Jiang, who advises the central government on Hong Kong policies, warned everyone would lose out if universal suffrage was not achieved in 2017. "The central government's moral image would be tarnished, while the Hong Kong government would be unable to resolve the deadlock over its governance," he said.
The Civil Human Rights Front, organiser of the annual march, said 430,000 people took part on Monday, compared to 400,000 last year. But police said just 35,500 left Victoria Park and 66,000 participated at its peak. The University of Hong Kong's public opinion programme estimated 93,000 took part.
Another mainland academic familiar with Hong Kong affairs, who declined to be named, said the central government had definitely noted the appeal for full democracy since, by any measure, a huge number of people took to the streets.
But he added: "Beijing has its own strategy on implementing universal suffrage in Hong Kong and its line of thinking will not hinge on the march turnout."
Chief Executive Leung Chun-ying said in his second response to the appeals of marchers that the government had spared no effort to resolve livelihood issues.

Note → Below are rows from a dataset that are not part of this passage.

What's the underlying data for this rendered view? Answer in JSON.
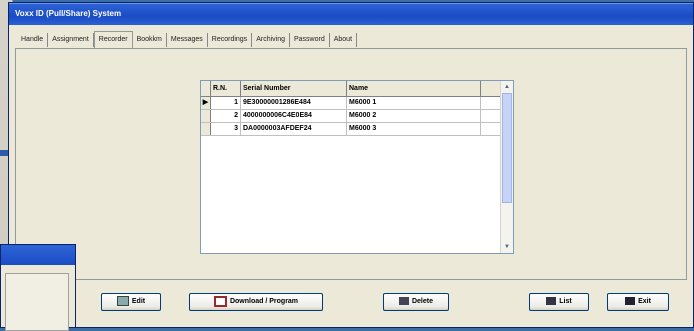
{
  "window": {
    "title": "Voxx ID (Pull/Share) System"
  },
  "tabs": [
    "Handle",
    "Assignment",
    "Recorder",
    "Bookkm",
    "Messages",
    "Recordings",
    "Archiving",
    "Password",
    "About"
  ],
  "active_tab": "Recorder",
  "grid": {
    "columns": [
      "R.N.",
      "Serial Number",
      "Name"
    ],
    "rows": [
      {
        "sn": "1",
        "serial": "9E30000001286E484",
        "name": "M6000 1"
      },
      {
        "sn": "2",
        "serial": "4000000006C4E0E84",
        "name": "M6000 2"
      },
      {
        "sn": "3",
        "serial": "DA0000003AFDEF24",
        "name": "M6000 3"
      }
    ],
    "current_row_marker": "▶"
  },
  "buttons": {
    "edit": "Edit",
    "download": "Download / Program",
    "delete": "Delete",
    "list": "List",
    "exit": "Exit"
  },
  "icons": {
    "edit": "edit-icon",
    "download": "download-icon",
    "delete": "delete-icon",
    "list": "list-icon",
    "exit": "exit-icon",
    "scroll_up": "scroll-up-icon",
    "scroll_down": "scroll-down-icon"
  },
  "colors": {
    "titlebar": "#1a4cc4",
    "desktop": "#3a6ea5",
    "panel": "#ece9d8"
  }
}
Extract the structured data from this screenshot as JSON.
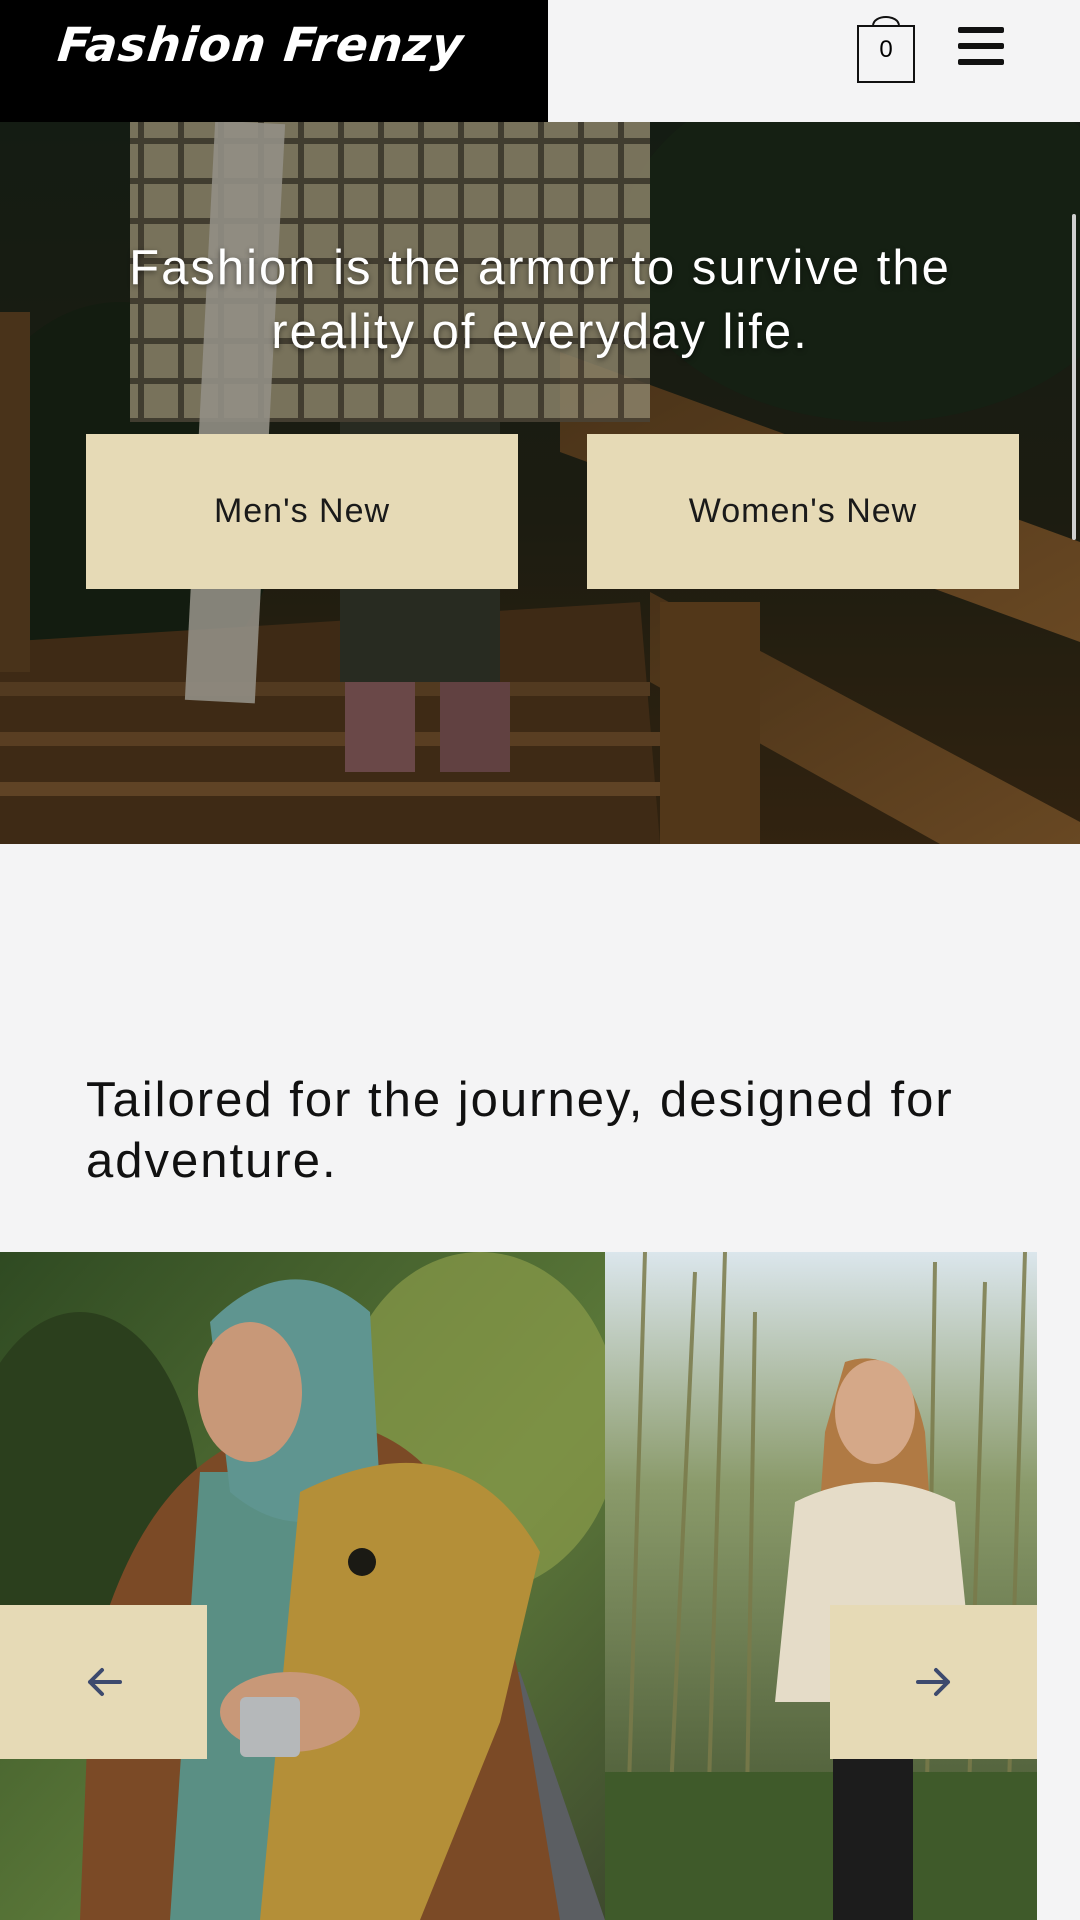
{
  "header": {
    "logo": "Fashion Frenzy",
    "cart_count": "0",
    "icons": {
      "cart": "shopping-bag-icon",
      "menu": "hamburger-menu-icon"
    }
  },
  "hero": {
    "quote": "Fashion is the armor to survive the reality of everyday life.",
    "buttons": {
      "mens": "Men's New",
      "womens": "Women's New"
    }
  },
  "section": {
    "title": "Tailored for the journey, designed for adventure."
  },
  "gallery": {
    "icons": {
      "prev": "arrow-left-icon",
      "next": "arrow-right-icon"
    }
  },
  "colors": {
    "accent": "#e6dab6",
    "header_bg": "#000000",
    "page_bg": "#f4f4f5",
    "arrow": "#3d4a6e"
  }
}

"I believe if we continue down this path, we will be able to resolve many issues, whether they are constitutional development, livelihood or economic issues," he said.
A government source said Leung reviewed the marchers' demands at his morning meeting with ministers yesterday.
Meanwhile, an editorial in the state-run Global Times said the march had become a "new traditional ritual".
It claimed some Hong Kong people deliberately provoked the mainland authorities with radical actions and acted in a "spoiled manner". It said the authorities "should see through these tricks".